Les enfants adoptés ont-ils le droit de savoir d'où ils viennent ?
Ce jeudi 30 mai, à Pointe-à-Pitre en Guadeloupe, un premier séminaire en faveur de l'accès aux origines personnelles a été organisé au sein du centre culturel Rémy Nainsouta. Une manifestation au cours de laquelle parents adoptants et enfants adoptés ont pu s'exprimer librement sur les différentes problématiques liées à l'adoption.
Près de 50 personnes ont répondu présentes pour ce premier séminaire inter régional pour l'accès aux origines personnelles, organisé au sein du centre culturel Rémy Nainsouta de Pointe-à-Pitre ce jeudi. La parole était donnée aux familles adoptives et aux enfants adoptés.
Depuis 1997, 86 enfants ont été adoptés sur notre territoire. En plus des démarches administratives plus que longues et l'impossibilité de connaître ses origines, l'adoption peut être un bagage bien plus lourd qu'il n'y paraît. Ce premier séminaire avait pour but de permettre aux familles concernées par l'adoption de prendre connaissance des différents moyens mis à leur disposition pour l'accès aux origines personnelles des enfants adoptés. Qu'il s'agisse d'enfants, d'adolescents ou d'adultes, nombreuses étaient les personnes présentes. Inscrite dans le cadre du suivi post-adoption des enfants et des familles adoptantes, cette rencontre se voulait avant tout être un moment de partage entre des inconnus reliés par un même schéma familial. Organisée par Fabienne Phimeus-Inamo, psychologue et correspondante du Centre national d'accès aux origines personnelles, ce séminaire permettait également l'unification des cellules adoption de la Guadeloupe, de la Martinique et de la Guyane dans le but de faciliter l'accès aux origines personnelles.

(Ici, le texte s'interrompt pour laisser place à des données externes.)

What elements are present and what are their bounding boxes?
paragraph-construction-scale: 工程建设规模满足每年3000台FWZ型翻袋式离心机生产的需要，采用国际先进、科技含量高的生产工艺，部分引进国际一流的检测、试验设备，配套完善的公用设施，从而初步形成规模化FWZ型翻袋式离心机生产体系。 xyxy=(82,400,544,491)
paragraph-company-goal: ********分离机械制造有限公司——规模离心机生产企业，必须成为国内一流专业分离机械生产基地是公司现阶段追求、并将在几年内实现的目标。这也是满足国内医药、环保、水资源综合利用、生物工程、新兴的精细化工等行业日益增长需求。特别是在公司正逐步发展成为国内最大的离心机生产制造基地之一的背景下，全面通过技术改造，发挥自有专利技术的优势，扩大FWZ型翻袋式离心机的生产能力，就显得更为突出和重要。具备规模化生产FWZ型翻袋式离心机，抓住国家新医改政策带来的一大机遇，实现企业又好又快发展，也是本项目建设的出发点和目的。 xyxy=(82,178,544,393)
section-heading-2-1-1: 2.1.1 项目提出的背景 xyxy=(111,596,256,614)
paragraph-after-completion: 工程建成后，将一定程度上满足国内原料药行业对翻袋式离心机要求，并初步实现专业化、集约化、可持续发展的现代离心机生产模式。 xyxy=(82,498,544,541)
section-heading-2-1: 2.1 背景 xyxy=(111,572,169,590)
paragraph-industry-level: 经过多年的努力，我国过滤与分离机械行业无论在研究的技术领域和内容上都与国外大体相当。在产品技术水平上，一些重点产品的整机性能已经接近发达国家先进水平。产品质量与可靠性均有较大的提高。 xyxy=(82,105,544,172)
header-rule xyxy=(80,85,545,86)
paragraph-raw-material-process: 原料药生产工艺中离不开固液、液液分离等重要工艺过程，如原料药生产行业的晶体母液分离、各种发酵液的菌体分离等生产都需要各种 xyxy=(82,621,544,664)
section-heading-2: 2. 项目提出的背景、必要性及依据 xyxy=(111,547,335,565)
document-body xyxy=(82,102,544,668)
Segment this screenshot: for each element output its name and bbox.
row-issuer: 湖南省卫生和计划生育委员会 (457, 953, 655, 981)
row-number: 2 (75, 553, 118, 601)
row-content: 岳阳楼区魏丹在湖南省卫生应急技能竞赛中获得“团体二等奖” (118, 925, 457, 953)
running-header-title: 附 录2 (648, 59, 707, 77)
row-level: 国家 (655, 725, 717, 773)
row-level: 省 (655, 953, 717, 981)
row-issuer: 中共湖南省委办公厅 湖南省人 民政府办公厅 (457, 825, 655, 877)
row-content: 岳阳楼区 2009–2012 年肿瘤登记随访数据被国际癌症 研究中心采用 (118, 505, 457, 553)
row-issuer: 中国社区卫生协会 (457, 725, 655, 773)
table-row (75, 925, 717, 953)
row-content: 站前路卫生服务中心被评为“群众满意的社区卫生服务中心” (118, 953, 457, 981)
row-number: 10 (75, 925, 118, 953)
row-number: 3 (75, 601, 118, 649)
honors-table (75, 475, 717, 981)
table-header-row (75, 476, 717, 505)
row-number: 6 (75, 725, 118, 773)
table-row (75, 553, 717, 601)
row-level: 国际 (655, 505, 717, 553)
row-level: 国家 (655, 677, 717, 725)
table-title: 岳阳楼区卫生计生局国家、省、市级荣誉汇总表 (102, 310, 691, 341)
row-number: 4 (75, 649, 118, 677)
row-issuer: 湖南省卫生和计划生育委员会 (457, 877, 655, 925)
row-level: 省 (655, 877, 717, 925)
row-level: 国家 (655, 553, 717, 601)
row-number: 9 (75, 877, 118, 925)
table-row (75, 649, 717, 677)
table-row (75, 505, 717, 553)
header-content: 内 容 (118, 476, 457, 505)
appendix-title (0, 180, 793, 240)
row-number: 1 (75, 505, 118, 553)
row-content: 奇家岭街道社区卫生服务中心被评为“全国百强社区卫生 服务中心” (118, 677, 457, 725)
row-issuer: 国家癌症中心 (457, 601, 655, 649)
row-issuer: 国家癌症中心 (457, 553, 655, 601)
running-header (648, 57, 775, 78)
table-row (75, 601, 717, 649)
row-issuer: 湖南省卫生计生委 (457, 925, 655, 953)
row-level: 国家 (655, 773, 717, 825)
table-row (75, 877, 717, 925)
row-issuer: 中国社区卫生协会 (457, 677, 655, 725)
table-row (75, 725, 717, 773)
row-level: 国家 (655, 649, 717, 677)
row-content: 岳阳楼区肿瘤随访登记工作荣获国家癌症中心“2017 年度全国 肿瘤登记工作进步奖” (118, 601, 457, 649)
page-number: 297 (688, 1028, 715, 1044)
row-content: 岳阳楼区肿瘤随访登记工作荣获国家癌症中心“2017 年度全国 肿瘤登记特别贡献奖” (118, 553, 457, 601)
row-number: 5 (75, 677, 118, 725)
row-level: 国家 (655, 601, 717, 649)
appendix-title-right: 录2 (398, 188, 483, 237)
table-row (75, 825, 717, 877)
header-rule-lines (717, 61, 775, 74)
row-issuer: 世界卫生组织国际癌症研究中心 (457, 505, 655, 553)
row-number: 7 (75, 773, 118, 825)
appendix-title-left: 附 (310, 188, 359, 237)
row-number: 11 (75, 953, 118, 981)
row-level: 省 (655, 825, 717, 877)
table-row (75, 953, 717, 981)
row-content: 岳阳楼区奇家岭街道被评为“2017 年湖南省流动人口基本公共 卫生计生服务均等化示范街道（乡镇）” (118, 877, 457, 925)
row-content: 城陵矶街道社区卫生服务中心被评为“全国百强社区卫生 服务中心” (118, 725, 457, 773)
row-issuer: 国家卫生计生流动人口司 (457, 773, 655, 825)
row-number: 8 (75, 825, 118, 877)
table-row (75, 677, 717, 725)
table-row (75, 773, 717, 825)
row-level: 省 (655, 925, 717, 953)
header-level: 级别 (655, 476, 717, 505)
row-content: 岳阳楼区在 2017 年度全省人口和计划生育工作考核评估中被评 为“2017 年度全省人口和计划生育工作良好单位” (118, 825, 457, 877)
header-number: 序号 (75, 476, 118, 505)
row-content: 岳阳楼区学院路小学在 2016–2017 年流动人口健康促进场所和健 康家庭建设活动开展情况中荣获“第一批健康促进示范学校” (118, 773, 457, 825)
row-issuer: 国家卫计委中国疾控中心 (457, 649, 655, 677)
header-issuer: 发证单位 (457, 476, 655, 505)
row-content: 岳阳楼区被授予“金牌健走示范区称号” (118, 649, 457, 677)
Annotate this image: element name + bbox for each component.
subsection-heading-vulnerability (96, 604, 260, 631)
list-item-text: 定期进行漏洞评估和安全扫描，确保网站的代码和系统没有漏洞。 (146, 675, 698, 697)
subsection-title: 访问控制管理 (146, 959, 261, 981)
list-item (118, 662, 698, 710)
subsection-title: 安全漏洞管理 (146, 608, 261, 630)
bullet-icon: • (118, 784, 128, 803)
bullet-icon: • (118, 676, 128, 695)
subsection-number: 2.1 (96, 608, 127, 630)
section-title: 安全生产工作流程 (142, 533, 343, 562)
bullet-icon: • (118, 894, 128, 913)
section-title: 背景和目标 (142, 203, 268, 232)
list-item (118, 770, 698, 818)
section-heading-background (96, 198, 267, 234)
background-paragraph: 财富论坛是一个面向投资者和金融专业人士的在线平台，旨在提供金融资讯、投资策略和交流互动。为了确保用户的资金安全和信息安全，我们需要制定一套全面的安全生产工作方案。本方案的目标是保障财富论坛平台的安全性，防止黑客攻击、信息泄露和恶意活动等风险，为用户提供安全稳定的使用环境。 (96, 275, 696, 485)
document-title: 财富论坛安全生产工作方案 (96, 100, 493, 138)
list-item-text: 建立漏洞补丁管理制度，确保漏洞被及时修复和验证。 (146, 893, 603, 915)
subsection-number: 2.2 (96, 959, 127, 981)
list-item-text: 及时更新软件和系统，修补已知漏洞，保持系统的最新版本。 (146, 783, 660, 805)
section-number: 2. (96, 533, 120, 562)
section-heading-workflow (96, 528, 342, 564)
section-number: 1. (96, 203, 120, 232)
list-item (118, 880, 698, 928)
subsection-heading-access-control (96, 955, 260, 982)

En relatant leurs expériences, les quelques 50 personnes présentes ont pu échanger sur leurs ressentis et partager leurs réussites face aux difficilies démarches d'adoption. Pour Rosan, papa adoptant, la démarche fut longue et douloureuse. « II s'est passé entre 2 et 3 ans entre le moment où nous avons évoqué l'idée d'adopter et le moment où nous avons choisi d'entamer les démarches », exprime-t-il. « Il a fallu au début faire le deuil de notre parentalité biologique, ce qui a été très dur autant pour ma femme que pour moi. Le chemin vers l'adoption a été très long, entre 5 et 6 ans. Mon épouse et moi avons eu la chance d'être tiers bénévoles et tiers dignes de confiance, chose qui je pense a pu, peut-être pas faciliter mais au moins favoriser nos démarches. Nous nous sommes occupés de nos enfants pendant trois ans sans avoir aucune certitude si oui ou non ils resteraient nos enfants. Aujourd'hui, nous sommes une famille très soudée. C'est nous qui avons décidé d'entreprendre les démarches pour connaître l'origine de nos enfants. Nous savons que pour les enfants adoptés, peu importe leur âge, l'adoption reste encrée en eux, c'est un chemin extrêmement long pour eux qui peut être un frein à leur épanouissement. Nous souhaitons avant tout avoir les clés pour comprendre et faire face à des situations qui pourraient se présenter dans le futur. Les enfants méritent le bonheur, c'est pour ça que nous sommes là », termine-t-il. Les témoignages des parents mais aussi des enfants permettent aux cellules adoption de mettre en avant les problématiques de la quête des origines et de mettre alors en place des moyens d'arranger les choses et les rendre les plus simples possible.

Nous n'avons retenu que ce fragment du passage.